One frequent venue that would normally be a tourism destination is the Weinberg Center for the Arts on East Patrick Street. John Healey, executive theater manager there, said ticket revenue and concessions probably account for just more than 60 percent of the revenue at the theater, which has been impacted since mid-March due to show cancelations.
"We saw $450,000 in ticket sales walk out the door with refunds and shows [being canceled and postponed] … it was not a pleasant number to look at," Healey said about revenue lost earlier this year.
But memberships have been steady, and state and local grant money has helped, he added. They have been able to invest $35,000 in a better HVAC system and touchless features for bathrooms.
And despite show postponements, members and sponsors are staying committed to the cause, through donations and other signs of support, Healey said. About 15 part-time staff working behind stage and in the box office haven't seen much work, but no full-time staff have been furloughed, thanks to the city of Frederick's support, he said.
"I think the people that live in Frederick, in both the county and the city, realize what a great little living area, both for the arts and the restaurants and other [activities], this is," he said. "People want to support that, and they don’t want to lose that."
But for now, it "doesn't make sense" to open up shows for 25 people, he said.
Over at the Delaplaine Arts Center, exhibits are still occurring, said Duane Doxzen, the center's director of development and communications.
Admission to those exhibits is free, so tens of thousands of dollars in lost revenue comes from both fewer classes being offered, along with slower rental activity at Gardiner Hall, an event venue, Doxzen said.
The county gave $10,000 to the arts center, which was typical for many nonprofits, he added. And additional aid came from the Maryland State Arts Council, which also helped the Weinberg Center. No staff has been laid off, Doxzen said.

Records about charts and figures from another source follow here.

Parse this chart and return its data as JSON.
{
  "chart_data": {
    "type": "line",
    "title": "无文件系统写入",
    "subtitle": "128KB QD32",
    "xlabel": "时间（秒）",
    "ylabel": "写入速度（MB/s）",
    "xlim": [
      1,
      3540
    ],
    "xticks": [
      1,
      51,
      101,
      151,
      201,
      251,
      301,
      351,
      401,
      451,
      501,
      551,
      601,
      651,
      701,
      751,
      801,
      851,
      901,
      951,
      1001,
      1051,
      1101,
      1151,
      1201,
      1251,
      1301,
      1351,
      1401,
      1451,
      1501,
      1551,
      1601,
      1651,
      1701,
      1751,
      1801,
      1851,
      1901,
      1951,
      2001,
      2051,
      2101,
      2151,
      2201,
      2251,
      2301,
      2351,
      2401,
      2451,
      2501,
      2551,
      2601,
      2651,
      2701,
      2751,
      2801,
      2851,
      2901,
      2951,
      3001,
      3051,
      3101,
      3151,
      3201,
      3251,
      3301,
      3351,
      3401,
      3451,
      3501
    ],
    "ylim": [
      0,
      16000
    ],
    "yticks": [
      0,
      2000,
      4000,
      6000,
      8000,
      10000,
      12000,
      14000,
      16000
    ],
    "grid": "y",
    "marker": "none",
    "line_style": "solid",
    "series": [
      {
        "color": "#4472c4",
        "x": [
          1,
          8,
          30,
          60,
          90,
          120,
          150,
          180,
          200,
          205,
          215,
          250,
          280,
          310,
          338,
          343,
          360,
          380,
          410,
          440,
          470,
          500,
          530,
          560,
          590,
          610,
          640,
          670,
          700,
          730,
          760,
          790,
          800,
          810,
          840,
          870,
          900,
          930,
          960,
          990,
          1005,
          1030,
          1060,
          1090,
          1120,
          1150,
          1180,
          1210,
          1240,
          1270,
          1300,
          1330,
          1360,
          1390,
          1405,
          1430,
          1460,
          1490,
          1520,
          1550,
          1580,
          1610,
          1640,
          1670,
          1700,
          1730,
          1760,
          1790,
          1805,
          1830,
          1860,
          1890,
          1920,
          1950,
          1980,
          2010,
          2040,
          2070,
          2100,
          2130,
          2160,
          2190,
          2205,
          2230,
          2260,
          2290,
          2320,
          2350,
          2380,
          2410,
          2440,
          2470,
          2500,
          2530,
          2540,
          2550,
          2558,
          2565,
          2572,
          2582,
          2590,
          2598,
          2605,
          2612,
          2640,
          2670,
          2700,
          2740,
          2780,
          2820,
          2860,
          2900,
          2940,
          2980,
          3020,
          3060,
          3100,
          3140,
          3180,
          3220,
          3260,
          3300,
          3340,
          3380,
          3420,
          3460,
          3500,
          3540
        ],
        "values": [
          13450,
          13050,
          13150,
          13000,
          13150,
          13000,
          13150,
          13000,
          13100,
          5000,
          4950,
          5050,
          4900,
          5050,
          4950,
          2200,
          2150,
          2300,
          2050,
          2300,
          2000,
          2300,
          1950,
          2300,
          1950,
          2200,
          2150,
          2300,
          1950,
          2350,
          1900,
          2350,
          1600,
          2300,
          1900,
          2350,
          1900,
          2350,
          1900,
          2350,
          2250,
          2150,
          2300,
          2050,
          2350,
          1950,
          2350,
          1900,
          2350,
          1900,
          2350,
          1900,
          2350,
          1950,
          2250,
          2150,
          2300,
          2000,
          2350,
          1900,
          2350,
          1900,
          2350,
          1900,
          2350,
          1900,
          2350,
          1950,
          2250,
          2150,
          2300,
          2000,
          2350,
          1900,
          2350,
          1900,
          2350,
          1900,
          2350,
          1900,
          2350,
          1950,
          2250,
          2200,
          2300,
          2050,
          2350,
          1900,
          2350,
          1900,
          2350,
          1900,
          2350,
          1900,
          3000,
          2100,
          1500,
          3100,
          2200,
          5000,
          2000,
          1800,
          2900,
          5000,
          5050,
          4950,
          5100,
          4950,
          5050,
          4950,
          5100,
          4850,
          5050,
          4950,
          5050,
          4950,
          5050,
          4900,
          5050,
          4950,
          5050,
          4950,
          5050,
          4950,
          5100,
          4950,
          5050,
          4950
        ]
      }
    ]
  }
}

"We’ve tried to be very realistic about what we’ve been able to do," Doxzen said, noting a lot of programming and exhibits are available online. "If this [pandemic] goes on for another year and a half, that may change … Right now, we feel confident we can carry on through the end of our fiscal year, which ends in June ."
Fieseler said despite the challenges and uncertainty in the coming months, it could have been a lot worse locally, especially when looking at national trends.
"When they look at the whole country, urban areas are doing worse than suburban or rural areas," Fieseler said. "Places like Washington, D.C. and Hawaii, hotel occupancy actually dropped into the single digits. Cities that rely on convention business, as a big part of their visitation, are faring a lot worse. So obviously, it’s a big hit, but ... I was afraid it would be a lot worse."
For now, tourism industries are just trying to follow public health protocols and hoping vaccine effectiveness and distribution will lead to busier times.
"There would be nothing better than to walk on that stage and say, 'Welcome to the Weinberg Center,'" Healey said. "And as soon as that’s safe, we’re ready to do that."